Protests banned in Venezuela

Protests banned in Venezuela
Venezuela has announced that protests will be banned leading to the July 30th vote for a special constituent assembly. There have been multiple deadly protests across the country against the current government. The ban is a direct challenge to the opposition. In March 2017, Venezuela’s Supreme Court took over..

Venezuela has announced that protests will be banned leading to the July 30th vote for a special constituent assembly.

There have been multiple deadly protests across the country against the current government. The ban is a direct challenge to the opposition.

Background

In March 2017, Venezuela’s Supreme Court took over legislative powers from the National Assembly. The opposition called it a coup. The president, Nicolás Maduro Moros, announced that he wants to re-write the country’s constitution. He has called a vote on July 30, 2017, to create a super-legislature known as a Constituent Assembly.

Despite having world's largest proven oil deposits, many Venezuelans live in abject poverty. The country’s economy deteriorated since 2013 due to a rise in inflation and shortage of basic goods. Protests in the country have been frequent since 2014 and have exponentially increased this year. This has resulted in in violent clashes between armed forces and the protestors. During the most recent spurt of violence, over 100 were killed.

Analysis  

The opposition led by politician, Julio Borges has called this vote a blow to democracy. Earlier this month, it had arranged for an unofficial referendum across the country. Over 7.2 million Venezuelans voted against the government’s plans to create this assembly.

The Constituent Assembly will be a law-making body.

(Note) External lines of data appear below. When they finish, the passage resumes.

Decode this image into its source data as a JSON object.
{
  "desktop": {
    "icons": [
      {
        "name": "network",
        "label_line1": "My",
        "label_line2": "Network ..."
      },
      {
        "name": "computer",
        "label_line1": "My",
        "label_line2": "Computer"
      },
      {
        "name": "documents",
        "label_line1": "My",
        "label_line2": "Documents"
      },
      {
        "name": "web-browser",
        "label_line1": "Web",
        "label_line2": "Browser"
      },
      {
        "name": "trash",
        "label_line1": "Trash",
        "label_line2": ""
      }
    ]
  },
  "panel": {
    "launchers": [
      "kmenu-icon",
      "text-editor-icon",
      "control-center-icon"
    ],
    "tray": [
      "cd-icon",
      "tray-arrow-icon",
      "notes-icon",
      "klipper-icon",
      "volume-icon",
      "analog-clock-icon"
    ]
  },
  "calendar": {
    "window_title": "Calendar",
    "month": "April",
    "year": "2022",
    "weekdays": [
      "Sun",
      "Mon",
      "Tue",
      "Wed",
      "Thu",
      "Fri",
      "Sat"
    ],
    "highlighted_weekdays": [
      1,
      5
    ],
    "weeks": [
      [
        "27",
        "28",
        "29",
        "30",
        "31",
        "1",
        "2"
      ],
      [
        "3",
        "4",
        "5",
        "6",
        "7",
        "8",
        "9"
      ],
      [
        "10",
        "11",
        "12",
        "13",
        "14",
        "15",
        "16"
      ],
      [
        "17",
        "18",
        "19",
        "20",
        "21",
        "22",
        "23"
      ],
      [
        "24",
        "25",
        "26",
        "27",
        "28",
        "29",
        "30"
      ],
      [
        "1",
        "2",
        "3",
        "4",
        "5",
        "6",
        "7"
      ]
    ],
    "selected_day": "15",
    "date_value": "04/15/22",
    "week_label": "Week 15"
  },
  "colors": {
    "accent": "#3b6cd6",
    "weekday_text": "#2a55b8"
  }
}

It will comprise of 545 seats and will have the power to re-write the country’s 1999 constitution. Critics note that this will provide Maduro’s government with unprecedented power but the president has stated that this will restore law and order to the nation.

According to the government, all protests will be banned until August 2nd. It remains to be seen if the opposition, which has called for nation-wide demonstrations will heed the warning.

Venezuela is in the midst of one of its worst economic crises. There is shortage of food, overcrowding in hospitals and doctors are running out of medicines to treat patients. United States has imposed sanctions on 13 officials from the country and has ordered the evacuation of families in the American Embassy.

Assessment

Our assessment is that this election is unlikely to solve the many problems faced by the citizens of the nation. The unofficial referendum proved that the government may not have the mandate to implement far-reaching changes to the country’s constitution. And as violence grows, the only ones left suffering are the citizens of the nation.